There is a principle that I call Emotional Independence… An aphorism that is based on a stroke of inspiration that was triggered by one of my clients many years ago, and over time, has been refined by additional feed-back from other clients. This dictum simply states: What other people are does not determine what you are. My question is: Why should how other people are, cause you to feel stress or anxieties?

I had a client exclaim, “If I could only divorce people out of my life, then I wouldn’t be stressed-out, anxious and angry.” Of course that is not practical.

I explained to him that the behavior of other people—what they say, the things they do and how they treat others would be the same if he would have never been born. They do not behave as they do because there something wrong with you, they act that way and say those things because that is how they are… So, why are you letting them determine your stress, anxieties or anger?
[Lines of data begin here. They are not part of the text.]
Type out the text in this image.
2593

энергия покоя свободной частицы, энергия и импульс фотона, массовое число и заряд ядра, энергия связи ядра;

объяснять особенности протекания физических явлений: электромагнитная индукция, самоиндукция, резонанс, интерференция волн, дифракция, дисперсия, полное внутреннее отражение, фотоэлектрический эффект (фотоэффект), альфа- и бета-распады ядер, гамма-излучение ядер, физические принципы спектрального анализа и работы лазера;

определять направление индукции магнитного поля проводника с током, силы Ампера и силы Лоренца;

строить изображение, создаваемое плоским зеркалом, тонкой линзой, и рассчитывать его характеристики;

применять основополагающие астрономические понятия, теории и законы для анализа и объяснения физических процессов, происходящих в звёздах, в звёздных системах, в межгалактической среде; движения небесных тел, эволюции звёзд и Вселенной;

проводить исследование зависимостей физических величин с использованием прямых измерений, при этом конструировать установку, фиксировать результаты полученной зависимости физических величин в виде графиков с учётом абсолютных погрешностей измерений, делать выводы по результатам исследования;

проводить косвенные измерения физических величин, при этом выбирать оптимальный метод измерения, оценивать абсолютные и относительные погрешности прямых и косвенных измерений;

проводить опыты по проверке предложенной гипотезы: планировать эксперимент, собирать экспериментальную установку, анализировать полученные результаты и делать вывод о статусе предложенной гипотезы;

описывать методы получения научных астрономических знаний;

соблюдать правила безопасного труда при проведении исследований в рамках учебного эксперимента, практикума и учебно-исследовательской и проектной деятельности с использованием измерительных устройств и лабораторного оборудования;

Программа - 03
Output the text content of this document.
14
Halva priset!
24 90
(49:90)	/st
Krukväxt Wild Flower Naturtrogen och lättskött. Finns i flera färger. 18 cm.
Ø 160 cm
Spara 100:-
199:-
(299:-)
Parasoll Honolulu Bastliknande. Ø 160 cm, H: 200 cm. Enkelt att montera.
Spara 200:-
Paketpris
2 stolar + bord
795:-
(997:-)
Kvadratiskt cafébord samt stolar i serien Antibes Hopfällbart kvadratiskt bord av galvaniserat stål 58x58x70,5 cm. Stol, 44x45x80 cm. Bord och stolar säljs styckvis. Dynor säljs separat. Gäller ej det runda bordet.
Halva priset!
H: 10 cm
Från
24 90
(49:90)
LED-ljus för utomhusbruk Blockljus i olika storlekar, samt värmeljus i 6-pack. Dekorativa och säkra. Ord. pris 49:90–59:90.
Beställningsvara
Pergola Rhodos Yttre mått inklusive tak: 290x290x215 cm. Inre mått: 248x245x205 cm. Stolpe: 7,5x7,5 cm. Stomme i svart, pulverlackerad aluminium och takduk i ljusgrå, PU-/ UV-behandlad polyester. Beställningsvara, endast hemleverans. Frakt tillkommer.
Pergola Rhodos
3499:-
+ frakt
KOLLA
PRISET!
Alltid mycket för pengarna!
The “Emotional Independence” comes by having peace of mind, and a sense of well-being independent from the behavior of other people, circumstances and events that happen in your daily life. I am not saying that you are oblivious of what is going on, nor am I saying that you don’t take positive action to fix the things that are fixable, what I am saying is, that you are at peace, have peace of mind and a sense of well-being while fixing them… and if you can’t fix them, particularly the behavior of other people, they shouldn’t be an issue.

I have helped hundreds, maybe even thousands; experience a state of emotional independence through the process of hypnotherapy. A process that changes a person’s self-perception from “I am stress-out, anxious and angry because of other people” to “I have peace of mind and a sense of well-being no matter the behavior of other people.”